Altı üstü iki kelimenin yazılışını, hiç görmese bile, öğrenmek veya işlemini yaptırmak için rastgele iki şahit bulmak körler için hiç zor değil. Ancak yıllardır biz bu tür uygulamalara direniyoruz. Çünkü bu basit bir teknik mesele değil, sağlamcı ideolojinin ta kendisi.
Bu tür dayatmalarla çoğunluğa uymayan herkese kendilerinin eksik veya yanlış oldukları bilgisi aşılanmaya çalışılıyor. Belli grupların kendi ifade biçimlerinin kabul edilmemesi, kendi var olma biçimlerinin de kabul edilmemesi anlamına geliyor.

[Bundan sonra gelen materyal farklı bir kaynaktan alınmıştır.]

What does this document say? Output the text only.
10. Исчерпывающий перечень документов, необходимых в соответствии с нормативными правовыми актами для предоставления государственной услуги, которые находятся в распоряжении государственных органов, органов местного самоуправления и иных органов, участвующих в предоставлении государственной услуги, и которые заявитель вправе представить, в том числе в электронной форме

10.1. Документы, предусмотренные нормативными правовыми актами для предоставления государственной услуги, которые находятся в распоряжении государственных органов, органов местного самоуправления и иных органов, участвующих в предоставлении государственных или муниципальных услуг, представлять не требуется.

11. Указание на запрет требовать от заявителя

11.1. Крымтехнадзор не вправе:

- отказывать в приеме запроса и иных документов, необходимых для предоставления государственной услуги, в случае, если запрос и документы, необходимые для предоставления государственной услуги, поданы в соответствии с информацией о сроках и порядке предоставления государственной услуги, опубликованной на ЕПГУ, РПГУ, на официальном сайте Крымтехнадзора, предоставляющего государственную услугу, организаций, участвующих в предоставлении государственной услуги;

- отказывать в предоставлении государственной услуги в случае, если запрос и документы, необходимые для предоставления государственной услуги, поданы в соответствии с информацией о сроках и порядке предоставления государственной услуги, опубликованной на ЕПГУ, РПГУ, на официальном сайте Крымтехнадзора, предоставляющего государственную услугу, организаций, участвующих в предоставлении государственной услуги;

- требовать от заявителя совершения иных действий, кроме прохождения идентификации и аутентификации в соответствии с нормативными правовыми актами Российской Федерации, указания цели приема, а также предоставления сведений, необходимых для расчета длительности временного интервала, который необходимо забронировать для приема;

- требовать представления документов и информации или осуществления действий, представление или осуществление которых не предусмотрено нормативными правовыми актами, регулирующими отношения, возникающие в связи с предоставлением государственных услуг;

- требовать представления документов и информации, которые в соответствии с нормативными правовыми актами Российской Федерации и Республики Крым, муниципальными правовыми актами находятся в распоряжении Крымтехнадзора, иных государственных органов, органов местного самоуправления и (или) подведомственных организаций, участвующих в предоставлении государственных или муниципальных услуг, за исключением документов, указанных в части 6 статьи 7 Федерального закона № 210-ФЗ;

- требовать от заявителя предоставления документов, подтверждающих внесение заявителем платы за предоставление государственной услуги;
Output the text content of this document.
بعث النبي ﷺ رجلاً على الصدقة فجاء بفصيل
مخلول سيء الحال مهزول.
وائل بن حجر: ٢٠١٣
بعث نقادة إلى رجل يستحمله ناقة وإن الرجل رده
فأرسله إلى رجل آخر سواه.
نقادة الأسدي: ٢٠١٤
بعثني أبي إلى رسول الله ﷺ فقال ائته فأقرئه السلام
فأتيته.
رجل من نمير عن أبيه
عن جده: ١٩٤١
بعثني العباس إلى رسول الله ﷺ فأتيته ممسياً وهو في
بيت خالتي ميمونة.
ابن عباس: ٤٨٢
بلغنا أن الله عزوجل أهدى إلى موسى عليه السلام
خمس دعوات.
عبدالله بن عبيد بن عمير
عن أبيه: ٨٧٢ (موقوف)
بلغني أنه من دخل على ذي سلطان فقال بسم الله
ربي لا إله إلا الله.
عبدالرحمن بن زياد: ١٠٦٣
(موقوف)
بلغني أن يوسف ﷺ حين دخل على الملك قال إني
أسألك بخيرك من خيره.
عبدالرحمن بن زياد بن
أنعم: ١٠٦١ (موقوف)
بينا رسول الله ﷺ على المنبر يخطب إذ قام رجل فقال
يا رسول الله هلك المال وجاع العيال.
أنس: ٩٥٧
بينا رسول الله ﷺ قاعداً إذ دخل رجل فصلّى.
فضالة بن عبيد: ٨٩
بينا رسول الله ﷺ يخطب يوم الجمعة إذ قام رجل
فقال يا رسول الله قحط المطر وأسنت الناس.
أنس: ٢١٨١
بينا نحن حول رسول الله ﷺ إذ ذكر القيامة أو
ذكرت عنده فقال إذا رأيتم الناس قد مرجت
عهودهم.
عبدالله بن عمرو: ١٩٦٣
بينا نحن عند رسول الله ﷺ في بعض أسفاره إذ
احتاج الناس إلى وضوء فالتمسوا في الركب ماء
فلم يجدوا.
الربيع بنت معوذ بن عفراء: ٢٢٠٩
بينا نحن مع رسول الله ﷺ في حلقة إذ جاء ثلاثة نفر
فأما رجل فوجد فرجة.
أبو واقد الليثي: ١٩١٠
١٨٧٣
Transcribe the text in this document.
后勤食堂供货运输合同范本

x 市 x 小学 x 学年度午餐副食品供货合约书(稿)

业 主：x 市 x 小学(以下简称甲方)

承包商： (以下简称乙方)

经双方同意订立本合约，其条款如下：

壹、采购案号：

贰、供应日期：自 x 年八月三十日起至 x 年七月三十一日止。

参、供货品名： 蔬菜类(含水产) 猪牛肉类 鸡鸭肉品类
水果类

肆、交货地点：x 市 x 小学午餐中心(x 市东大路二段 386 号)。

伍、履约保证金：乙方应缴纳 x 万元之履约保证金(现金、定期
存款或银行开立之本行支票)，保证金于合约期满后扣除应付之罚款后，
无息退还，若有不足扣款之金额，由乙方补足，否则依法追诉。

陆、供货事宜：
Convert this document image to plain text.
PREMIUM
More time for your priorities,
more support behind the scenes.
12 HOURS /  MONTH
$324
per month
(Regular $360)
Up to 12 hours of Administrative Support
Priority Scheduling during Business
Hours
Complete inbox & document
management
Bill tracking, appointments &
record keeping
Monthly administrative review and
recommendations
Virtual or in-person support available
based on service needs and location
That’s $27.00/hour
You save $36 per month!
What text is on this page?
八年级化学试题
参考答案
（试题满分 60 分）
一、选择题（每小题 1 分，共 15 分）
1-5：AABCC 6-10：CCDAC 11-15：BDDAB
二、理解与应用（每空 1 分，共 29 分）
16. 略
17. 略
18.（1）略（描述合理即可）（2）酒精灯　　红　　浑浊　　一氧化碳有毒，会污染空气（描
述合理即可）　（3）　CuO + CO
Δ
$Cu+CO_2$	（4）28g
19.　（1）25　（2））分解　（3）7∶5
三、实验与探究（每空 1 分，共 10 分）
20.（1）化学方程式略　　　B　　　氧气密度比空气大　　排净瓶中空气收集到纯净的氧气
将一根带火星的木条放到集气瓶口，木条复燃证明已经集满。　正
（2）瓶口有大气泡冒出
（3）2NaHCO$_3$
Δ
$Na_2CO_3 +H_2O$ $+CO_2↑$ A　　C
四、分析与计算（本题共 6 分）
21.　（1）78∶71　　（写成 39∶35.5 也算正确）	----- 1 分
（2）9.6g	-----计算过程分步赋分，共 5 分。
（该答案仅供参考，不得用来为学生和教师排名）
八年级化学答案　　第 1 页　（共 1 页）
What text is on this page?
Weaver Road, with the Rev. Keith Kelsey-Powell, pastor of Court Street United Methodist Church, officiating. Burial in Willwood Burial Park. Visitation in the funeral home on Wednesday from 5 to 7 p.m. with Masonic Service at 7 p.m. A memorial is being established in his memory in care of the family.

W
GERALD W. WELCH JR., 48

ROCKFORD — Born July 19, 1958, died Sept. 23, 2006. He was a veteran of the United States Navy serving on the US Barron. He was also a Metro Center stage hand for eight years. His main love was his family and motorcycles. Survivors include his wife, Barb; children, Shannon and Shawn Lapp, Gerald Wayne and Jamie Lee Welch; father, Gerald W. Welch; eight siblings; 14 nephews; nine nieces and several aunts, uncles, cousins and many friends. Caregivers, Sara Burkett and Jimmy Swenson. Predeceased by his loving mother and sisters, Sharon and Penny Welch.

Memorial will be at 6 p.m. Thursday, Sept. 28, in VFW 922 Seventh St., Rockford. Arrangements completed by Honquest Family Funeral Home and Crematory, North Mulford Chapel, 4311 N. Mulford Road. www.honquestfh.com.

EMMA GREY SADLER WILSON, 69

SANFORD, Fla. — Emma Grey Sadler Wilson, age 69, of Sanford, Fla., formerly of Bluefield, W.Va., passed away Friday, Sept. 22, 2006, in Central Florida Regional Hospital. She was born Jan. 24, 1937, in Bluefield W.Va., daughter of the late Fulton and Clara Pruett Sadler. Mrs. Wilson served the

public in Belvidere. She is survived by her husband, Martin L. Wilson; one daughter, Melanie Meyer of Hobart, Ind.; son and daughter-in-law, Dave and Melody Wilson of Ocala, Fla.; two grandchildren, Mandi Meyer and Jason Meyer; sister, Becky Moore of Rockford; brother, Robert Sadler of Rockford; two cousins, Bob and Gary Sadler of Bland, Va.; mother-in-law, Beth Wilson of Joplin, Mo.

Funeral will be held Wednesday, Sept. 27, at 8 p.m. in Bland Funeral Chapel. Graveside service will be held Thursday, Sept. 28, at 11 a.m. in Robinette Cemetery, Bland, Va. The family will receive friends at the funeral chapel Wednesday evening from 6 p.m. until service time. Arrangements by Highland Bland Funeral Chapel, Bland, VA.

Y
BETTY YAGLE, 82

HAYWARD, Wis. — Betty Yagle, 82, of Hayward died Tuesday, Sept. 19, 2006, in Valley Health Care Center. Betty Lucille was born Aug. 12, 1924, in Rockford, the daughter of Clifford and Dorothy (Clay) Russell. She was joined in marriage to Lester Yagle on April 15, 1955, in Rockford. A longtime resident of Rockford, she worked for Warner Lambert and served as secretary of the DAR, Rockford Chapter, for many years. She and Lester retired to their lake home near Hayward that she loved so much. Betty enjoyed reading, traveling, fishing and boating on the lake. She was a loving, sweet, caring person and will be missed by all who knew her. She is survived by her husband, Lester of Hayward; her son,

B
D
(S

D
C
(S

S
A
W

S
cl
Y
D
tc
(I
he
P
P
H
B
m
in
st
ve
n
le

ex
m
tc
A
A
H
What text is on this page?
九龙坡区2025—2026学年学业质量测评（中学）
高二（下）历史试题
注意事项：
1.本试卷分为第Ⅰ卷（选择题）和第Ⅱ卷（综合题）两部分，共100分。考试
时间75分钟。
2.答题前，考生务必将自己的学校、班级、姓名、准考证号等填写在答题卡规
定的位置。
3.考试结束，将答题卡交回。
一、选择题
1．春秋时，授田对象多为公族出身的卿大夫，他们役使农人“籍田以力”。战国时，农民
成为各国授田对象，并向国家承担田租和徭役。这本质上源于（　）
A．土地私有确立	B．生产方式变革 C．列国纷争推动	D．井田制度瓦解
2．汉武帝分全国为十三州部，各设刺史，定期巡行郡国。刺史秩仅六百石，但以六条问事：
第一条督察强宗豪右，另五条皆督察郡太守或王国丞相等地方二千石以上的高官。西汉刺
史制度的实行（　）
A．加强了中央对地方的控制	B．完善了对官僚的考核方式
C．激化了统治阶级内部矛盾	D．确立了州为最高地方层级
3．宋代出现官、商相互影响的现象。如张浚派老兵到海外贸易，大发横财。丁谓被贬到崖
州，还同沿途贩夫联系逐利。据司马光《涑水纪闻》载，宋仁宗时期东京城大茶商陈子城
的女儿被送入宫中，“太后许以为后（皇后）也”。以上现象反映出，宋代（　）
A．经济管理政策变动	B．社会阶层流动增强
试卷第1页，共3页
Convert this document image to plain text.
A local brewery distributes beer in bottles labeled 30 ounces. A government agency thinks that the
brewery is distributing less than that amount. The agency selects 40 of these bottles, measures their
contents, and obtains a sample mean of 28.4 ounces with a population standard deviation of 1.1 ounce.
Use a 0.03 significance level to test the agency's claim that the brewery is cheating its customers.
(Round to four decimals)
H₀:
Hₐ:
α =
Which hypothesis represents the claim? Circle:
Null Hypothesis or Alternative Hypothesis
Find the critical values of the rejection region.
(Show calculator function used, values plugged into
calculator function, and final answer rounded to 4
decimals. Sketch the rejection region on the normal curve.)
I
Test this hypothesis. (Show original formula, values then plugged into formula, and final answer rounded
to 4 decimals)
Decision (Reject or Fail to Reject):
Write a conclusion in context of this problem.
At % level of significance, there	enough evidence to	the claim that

Otistiklerin kendi iletişim biçimleri tanınmadığında, işaret dili bilinmeyen bir devlet dairesinde, körler için erişilebilir bilgi bulunmayan bir hastanede, kendi dilinde eğitim alamayan bir okulda insanlara açıkça şu söyleniyor: “Sen, buraya ait değilsin." Dilini dayatılan sınırlar içinde kullanamayan herkes bu dışlanmanın hedefinde.
Normal diye sundukları şey; aslında yalnızca belirli bir grubun dili, belirli bir sınıfın kelimeleri, belirli bir otoritenin sesi ve bir dile, bir yönteme, bir var olma biçimine yönelen hep aynı tek tipleştirme şiddeti.
Öyleyse artık yüksek sesle söylemek gerekiyor: Biz buradayız. Bizi yok sayanların dilini öğrenmek zorunda değiliz. Bizi tek bir kalıba sığdırmaya çalışanlara boyun eğmek zorunda değiliz. Kendi dilimizle konuşacağız. Kendi yöntemlerimizle var olacağız.